The next morning we woke up to a hot Arizona morning that was especially made for hiking. There are only two temperatures in the desert... hot and cold; this day was definitely going to be hot. We put on our fanny packs (which, at the time, was a new and cool thing for me), got our water and sunscreen ready, and headed off to the find the trail. The trail opened at a twisty gate built to keep the wild burros out of the campground. A huge saguaro cactus greeted us as we began our journey to the bottom of the trail. The path led to a pretty little creek with a swimming pool. We eagerly jumped into the cool water, a nice refreshment from the desert heat.
After a while of playing here we got bored and decided to follow the creek up stream. In the distance there was a huge bridge built over the canyon, we made it our goal to hike to the point underneath the bridge.
As we traveled up stream, the foliage began to get more and more lush. Soon we reached another waterhole that was divided by a huge log and a lot of rocks. The shaded side looked like a scene from a fairytale, water flowed out of rocks and vines snaked up the wet the canyon wall. We crawled across on the rocks to explore this mysterious side. Bees buzzed angrily in the smaller side canyons as I tried to explore them too, I gave up and returned to the water's edge.
Small colorful fish swam near the top of the clear water and dark green moss coated the rocks just below the surface.
Even though this spot seemed perfect, we were still not under the bridge. So off we went, leaving the fairytale setting behind us, back into the sun and hiking over sun dried rocks. After a while we finally made it to the overpass. I remember it looming above us, cars driving across with no clue to the beauty that lay just below them.

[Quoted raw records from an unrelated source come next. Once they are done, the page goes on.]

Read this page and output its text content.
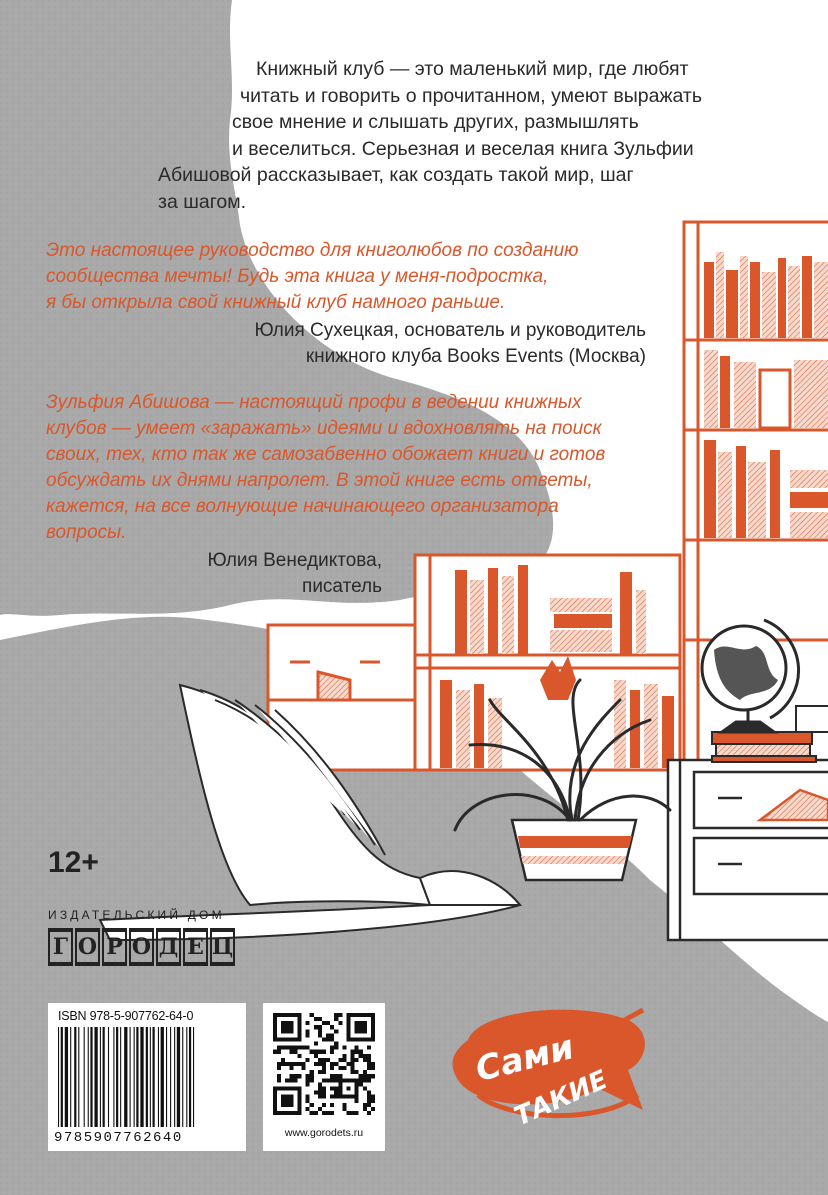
Книжный клуб — это маленький мир, где любят
читать и говорить о прочитанном, умеют выражать
свое мнение и слышать других, размышлять
и веселиться. Серьезная и веселая книга Зульфии
Абишовой рассказывает, как создать такой мир, шаг
за шагом.
Это настоящее руководство для книголюбов по созданию
сообщества мечты! Будь эта книга у меня-подростка,
я бы открыла свой книжный клуб намного раньше.
Юлия Сухецкая, основатель и руководитель
книжного клуба Books Events (Москва)
Зульфия Абишова — настоящий профи в ведении книжных
клубов — умеет «заражать» идеями и вдохновлять на поиск
своих, тех, кто так же самозабвенно обожает книги и готов
обсуждать их днями напролет. В этой книге есть ответы,
кажется, на все волнующие начинающего организатора
вопросы.
Юлия Венедиктова,
писатель
12+
ИЗДАТЕЛЬСКИЙ ДОМ
Г О Р О Д Е Ц
ISBN 978-5-907762-64-0
9785907762640	www.gorodets.ru
Сами
ТАКИЕ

As we sat there, we saw another swimming hole close to us, this one being the biggest and deepest of them all. There was a huge rock that provided the perfect place to jump off into the blue water. We swam for what seemed like hours. I went to the other side, being the explorer that I am, and hiked up a little farther. This way was just filled with hot sand and weeds, so I went back.
Oh, but what is a good hike without an injury? I tried to pull my dog, Lina, into the water but only managed to scrape my heel on a sharp rock. This later turned into an infection that began to snake it's way up my leg... but I won't get into that now, this story is already long enough.
The hike back to camp was not as fun as the hike there, the return trips always seem twice as long. We ran out of drinkable water, the dogs chased some cows and calves that were wandering around, and my heel was bleeding and painful from the scrape. Being young and whiny (you know, those early tween years) I'm sure my sister and I were not very pleasant companions for my parents. We did make it back to camp though, fairly safe and sound.
Also, it is rumored that there are wild horses in this area. I'm pretty sure I saw a wild black mustang and most of my time there was spent in search of it.
Burro Creek is a magical place and I hope to go back again someday.